A son visage rayonnant le roi sut tout de suite qu’elle avait trouvé quelqu’un. Impatient, il lui demanda, avant même de la saluer :
« Eh bien, qui est-ce ? »
Elle répondit : « C’est le fils du roi Dyumatsena. »
Le roi se mit à réfléchir à voix haute : « Duymatsena ? Duymatsena ?
Ne serait-ce pas ce roi qui régnait de l’autre côté de la forêt ?
Il y a si longtemps que je n’ai entendu prononcer son nom que je le croyais mort sans descendance. »
– Non, père, il est toujours en vie : il est devenu aveugle, et alors il a été chassé de son palais. Il s’est réfugié dans la forêt avec sa femme et son fils unique, qui n’était qu’un bébé à cette époque. Ce fils s’appelle Satyavan. Et il abat des arbres pour nourrir sa famille. »
« Un beau-fils bûcheron ? Qu’en penses-tu ? » demanda le roi à son ami et conseiller le grand sage Narada.
- Son esprit est aussi limpide que l’eau d’une source seigneur, répondit Narada.
- Oui, c’est bien mais est-il généreux ?
- C’est un homme sensible aux peines des autres, seigneur. Il est aussi beau qu’intelligent. Mais, en vérité, la princesse Savitri ferait mieux de se choisir un autre époux.
– Mais pourquoi ? Questionna le roi, pourquoi puisque tu ne lui trouves que des qualités ?

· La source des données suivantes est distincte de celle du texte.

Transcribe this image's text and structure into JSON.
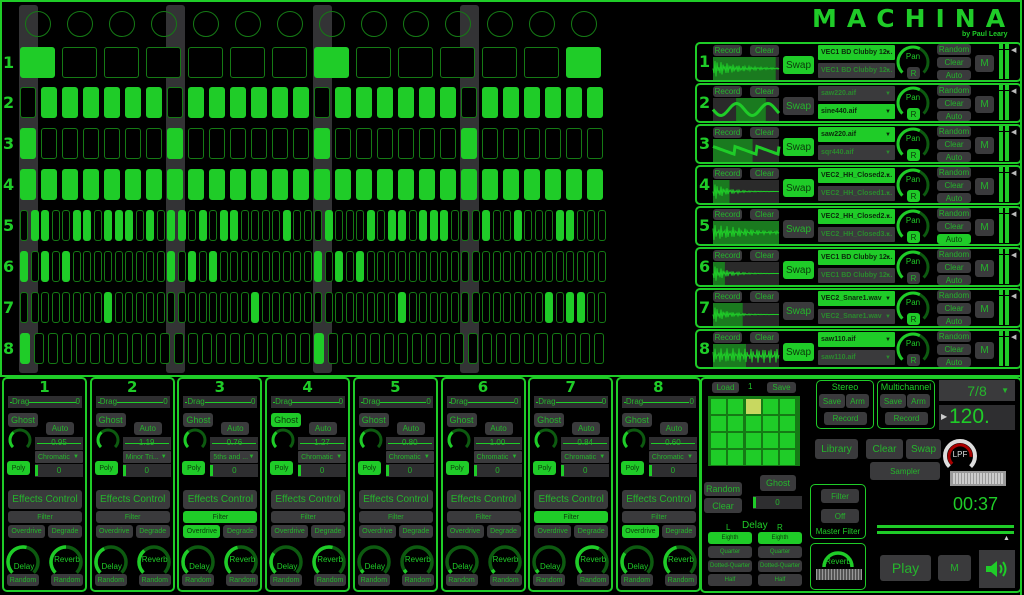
{
  "app": {
    "title": "MACHINA",
    "subtitle": "by Paul Leary"
  },
  "colors": {
    "accent": "#1fcc28",
    "inactive_step_border": "#157a15",
    "button": "#3a3a3c",
    "button_text": "#25b52c",
    "highlight_pad": "#c8d860",
    "background": "#000000"
  },
  "sequencer": {
    "row_labels": [
      "1",
      "2",
      "3",
      "4",
      "5",
      "6",
      "7",
      "8"
    ],
    "rows": [
      {
        "steps": 14,
        "active": [
          0,
          7,
          13
        ]
      },
      {
        "steps": 28,
        "active": [
          1,
          2,
          3,
          4,
          5,
          6,
          8,
          9,
          10,
          11,
          12,
          13,
          15,
          16,
          17,
          18,
          19,
          20,
          22,
          23,
          24,
          25,
          26,
          27
        ]
      },
      {
        "steps": 28,
        "active": [
          0,
          7,
          14,
          21
        ]
      },
      {
        "steps": 28,
        "active": [
          0,
          1,
          2,
          3,
          4,
          5,
          6,
          7,
          8,
          9,
          10,
          11,
          12,
          13,
          14,
          15,
          16,
          17,
          18,
          19,
          20,
          21,
          22,
          23,
          24,
          25,
          26,
          27
        ]
      },
      {
        "steps": 56,
        "active": [
          1,
          2,
          5,
          6,
          8,
          9,
          10,
          12,
          14,
          15,
          17,
          19,
          20,
          25,
          29,
          33,
          35,
          36,
          38,
          39,
          40,
          44,
          47,
          51,
          52
        ]
      },
      {
        "steps": 56,
        "active": [
          0,
          2,
          4,
          14,
          16,
          18,
          28,
          30,
          32
        ]
      },
      {
        "steps": 56,
        "active": [
          8,
          22,
          36,
          50,
          52,
          53
        ]
      },
      {
        "steps": 42,
        "active": [
          0,
          21
        ]
      }
    ]
  },
  "tracks": [
    {
      "number": "1",
      "record": "Record",
      "clear": "Clear",
      "swap": "Swap",
      "swap_active": true,
      "sample_a": "VEC1 BD Clubby 12...",
      "sample_a_active": true,
      "sample_b": "VEC1 BD Clubby 12...",
      "sample_b_active": false,
      "pan": "Pan",
      "r": "R",
      "r_active": false,
      "random": "Random",
      "clear2": "Clear",
      "auto": "Auto",
      "auto_active": false,
      "mute": "M",
      "selection": [
        0,
        0.95
      ]
    },
    {
      "number": "2",
      "record": "Record",
      "clear": "Clear",
      "swap": "Swap",
      "swap_active": false,
      "sample_a": "saw220.aif",
      "sample_a_active": false,
      "sample_b": "sine440.aif",
      "sample_b_active": true,
      "pan": "Pan",
      "r": "R",
      "r_active": true,
      "random": "Random",
      "clear2": "Clear",
      "auto": "Auto",
      "auto_active": false,
      "mute": "M",
      "selection": [
        0.35,
        0.8
      ]
    },
    {
      "number": "3",
      "record": "Record",
      "clear": "Clear",
      "swap": "Swap",
      "swap_active": true,
      "sample_a": "saw220.aif",
      "sample_a_active": true,
      "sample_b": "sqr440.aif",
      "sample_b_active": false,
      "pan": "Pan",
      "r": "R",
      "r_active": true,
      "random": "Random",
      "clear2": "Clear",
      "auto": "Auto",
      "auto_active": false,
      "mute": "M",
      "selection": [
        0,
        0.6
      ]
    },
    {
      "number": "4",
      "record": "Record",
      "clear": "Clear",
      "swap": "Swap",
      "swap_active": true,
      "sample_a": "VEC2_HH_Closed2....",
      "sample_a_active": true,
      "sample_b": "VEC2_HH_Closed1....",
      "sample_b_active": false,
      "pan": "Pan",
      "r": "R",
      "r_active": true,
      "random": "Random",
      "clear2": "Clear",
      "auto": "Auto",
      "auto_active": false,
      "mute": "M",
      "selection": [
        0,
        0.25
      ]
    },
    {
      "number": "5",
      "record": "Record",
      "clear": "Clear",
      "swap": "Swap",
      "swap_active": false,
      "sample_a": "VEC2_HH_Closed2....",
      "sample_a_active": true,
      "sample_b": "VEC2_HH_Closed3....",
      "sample_b_active": false,
      "pan": "Pan",
      "r": "R",
      "r_active": true,
      "random": "Random",
      "clear2": "Clear",
      "auto": "Auto",
      "auto_active": true,
      "mute": "M",
      "selection": [
        0,
        1
      ]
    },
    {
      "number": "6",
      "record": "Record",
      "clear": "Clear",
      "swap": "Swap",
      "swap_active": true,
      "sample_a": "VEC1 BD Clubby 12...",
      "sample_a_active": true,
      "sample_b": "VEC1 BD Clubby 12...",
      "sample_b_active": false,
      "pan": "Pan",
      "r": "R",
      "r_active": false,
      "random": "Random",
      "clear2": "Clear",
      "auto": "Auto",
      "auto_active": false,
      "mute": "M",
      "selection": [
        0,
        0.18
      ]
    },
    {
      "number": "7",
      "record": "Record",
      "clear": "Clear",
      "swap": "Swap",
      "swap_active": false,
      "sample_a": "VEC2_Snare1.wav",
      "sample_a_active": true,
      "sample_b": "VEC2_Snare1.wav",
      "sample_b_active": false,
      "pan": "Pan",
      "r": "R",
      "r_active": true,
      "random": "Random",
      "clear2": "Clear",
      "auto": "Auto",
      "auto_active": false,
      "mute": "M",
      "selection": [
        0,
        0.45
      ]
    },
    {
      "number": "8",
      "record": "Record",
      "clear": "Clear",
      "swap": "Swap",
      "swap_active": true,
      "sample_a": "saw110.aif",
      "sample_a_active": true,
      "sample_b": "saw110.aif",
      "sample_b_active": false,
      "pan": "Pan",
      "r": "R",
      "r_active": false,
      "random": "Random",
      "clear2": "Clear",
      "auto": "Auto",
      "auto_active": false,
      "mute": "M",
      "selection": [
        0,
        0.5
      ]
    }
  ],
  "strips": [
    {
      "number": "1",
      "drag": "Drag",
      "drag_value": "0",
      "ghost": "Ghost",
      "ghost_active": false,
      "auto": "Auto",
      "value": "0.95",
      "scale": "Chromatic",
      "poly": "Poly",
      "offset": "0",
      "effects": "Effects Control",
      "filter": "Filter",
      "filter_active": false,
      "overdrive": "Overdrive",
      "overdrive_active": false,
      "degrade": "Degrade",
      "delay": "Delay",
      "reverb": "Reverb",
      "random": "Random",
      "delay_level": 0.55,
      "reverb_level": 0.5
    },
    {
      "number": "2",
      "drag": "Drag",
      "drag_value": "0",
      "ghost": "Ghost",
      "ghost_active": false,
      "auto": "Auto",
      "value": "1.19",
      "scale": "Minor Tri...",
      "poly": "Poly",
      "offset": "0",
      "effects": "Effects Control",
      "filter": "Filter",
      "filter_active": false,
      "overdrive": "Overdrive",
      "overdrive_active": false,
      "degrade": "Degrade",
      "delay": "Delay",
      "reverb": "Reverb",
      "random": "Random",
      "delay_level": 0.4,
      "reverb_level": 0.35
    },
    {
      "number": "3",
      "drag": "Drag",
      "drag_value": "0",
      "ghost": "Ghost",
      "ghost_active": false,
      "auto": "Auto",
      "value": "0.76",
      "scale": "5ths and ...",
      "poly": "Poly",
      "offset": "0",
      "effects": "Effects Control",
      "filter": "Filter",
      "filter_active": true,
      "overdrive": "Overdrive",
      "overdrive_active": true,
      "degrade": "Degrade",
      "delay": "Delay",
      "reverb": "Reverb",
      "random": "Random",
      "delay_level": 0.35,
      "reverb_level": 0.45
    },
    {
      "number": "4",
      "drag": "Drag",
      "drag_value": "0",
      "ghost": "Ghost",
      "ghost_active": true,
      "auto": "Auto",
      "value": "1.27",
      "scale": "Chromatic",
      "poly": "Poly",
      "offset": "0",
      "effects": "Effects Control",
      "filter": "Filter",
      "filter_active": false,
      "overdrive": "Overdrive",
      "overdrive_active": false,
      "degrade": "Degrade",
      "delay": "Delay",
      "reverb": "Reverb",
      "random": "Random",
      "delay_level": 0.3,
      "reverb_level": 0.55
    },
    {
      "number": "5",
      "drag": "Drag",
      "drag_value": "0",
      "ghost": "Ghost",
      "ghost_active": false,
      "auto": "Auto",
      "value": "0.80",
      "scale": "Chromatic",
      "poly": "Poly",
      "offset": "0",
      "effects": "Effects Control",
      "filter": "Filter",
      "filter_active": false,
      "overdrive": "Overdrive",
      "overdrive_active": false,
      "degrade": "Degrade",
      "delay": "Delay",
      "reverb": "Reverb",
      "random": "Random",
      "delay_level": 0.05,
      "reverb_level": 0.05
    },
    {
      "number": "6",
      "drag": "Drag",
      "drag_value": "0",
      "ghost": "Ghost",
      "ghost_active": false,
      "auto": "Auto",
      "value": "1.00",
      "scale": "Chromatic",
      "poly": "Poly",
      "offset": "0",
      "effects": "Effects Control",
      "filter": "Filter",
      "filter_active": false,
      "overdrive": "Overdrive",
      "overdrive_active": false,
      "degrade": "Degrade",
      "delay": "Delay",
      "reverb": "Reverb",
      "random": "Random",
      "delay_level": 0.05,
      "reverb_level": 0.05
    },
    {
      "number": "7",
      "drag": "Drag",
      "drag_value": "0",
      "ghost": "Ghost",
      "ghost_active": false,
      "auto": "Auto",
      "value": "0.84",
      "scale": "Chromatic",
      "poly": "Poly",
      "offset": "0",
      "effects": "Effects Control",
      "filter": "Filter",
      "filter_active": true,
      "overdrive": "Overdrive",
      "overdrive_active": false,
      "degrade": "Degrade",
      "delay": "Delay",
      "reverb": "Reverb",
      "random": "Random",
      "delay_level": 0.05,
      "reverb_level": 0.6
    },
    {
      "number": "8",
      "drag": "Drag",
      "drag_value": "0",
      "ghost": "Ghost",
      "ghost_active": false,
      "auto": "Auto",
      "value": "0.60",
      "scale": "Chromatic",
      "poly": "Poly",
      "offset": "0",
      "effects": "Effects Control",
      "filter": "Filter",
      "filter_active": false,
      "overdrive": "Overdrive",
      "overdrive_active": true,
      "degrade": "Degrade",
      "delay": "Delay",
      "reverb": "Reverb",
      "random": "Random",
      "delay_level": 0.3,
      "reverb_level": 0.45
    }
  ],
  "master": {
    "load": "Load",
    "pattern_number": "1",
    "save": "Save",
    "pads_total": 20,
    "pad_selected": 2,
    "random": "Random",
    "clear": "Clear",
    "ghost": "Ghost",
    "ghost_value": "0",
    "delay_title": "Delay",
    "delay_left": "L",
    "delay_right": "R",
    "delay_options": [
      "Eighth",
      "Quarter",
      "Dotted-Quarter",
      "Half"
    ],
    "delay_left_selected": "Eighth",
    "delay_right_selected": "Eighth",
    "stereo": {
      "title": "Stereo",
      "save": "Save",
      "arm": "Arm",
      "record": "Record"
    },
    "multichannel": {
      "title": "Multichannel",
      "save": "Save",
      "arm": "Arm",
      "record": "Record"
    },
    "time_signature": "7/8",
    "tempo": "120.",
    "library": "Library",
    "clear2": "Clear",
    "swap": "Swap",
    "sampler": "Sampler",
    "lpf": "LPF",
    "lpf_level": 0.85,
    "filter": "Filter",
    "off": "Off",
    "master_filter": "Master Filter",
    "reverb": "Reverb",
    "reverb_level": 0.5,
    "time": "00:37",
    "play": "Play",
    "mute": "M",
    "speaker_icon": "speaker-icon"
  }
}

- Parce que son nom est déjà inscrit dans le grand livre de Yama, le seigneur de la mort. Il mourra dans un an, jour pour jour » a répondu Narada. C’est pourquoi ta fille ne devrait pas l’épouser, elle en souffrirait trop. »
Le roi, secoué, a soupiré. « Tu l’as entendu, ma fille, si tu ne veux pas connaître la douleur du veuvage il te faudra partir à nouveau, et te chercher un autre fiancé. »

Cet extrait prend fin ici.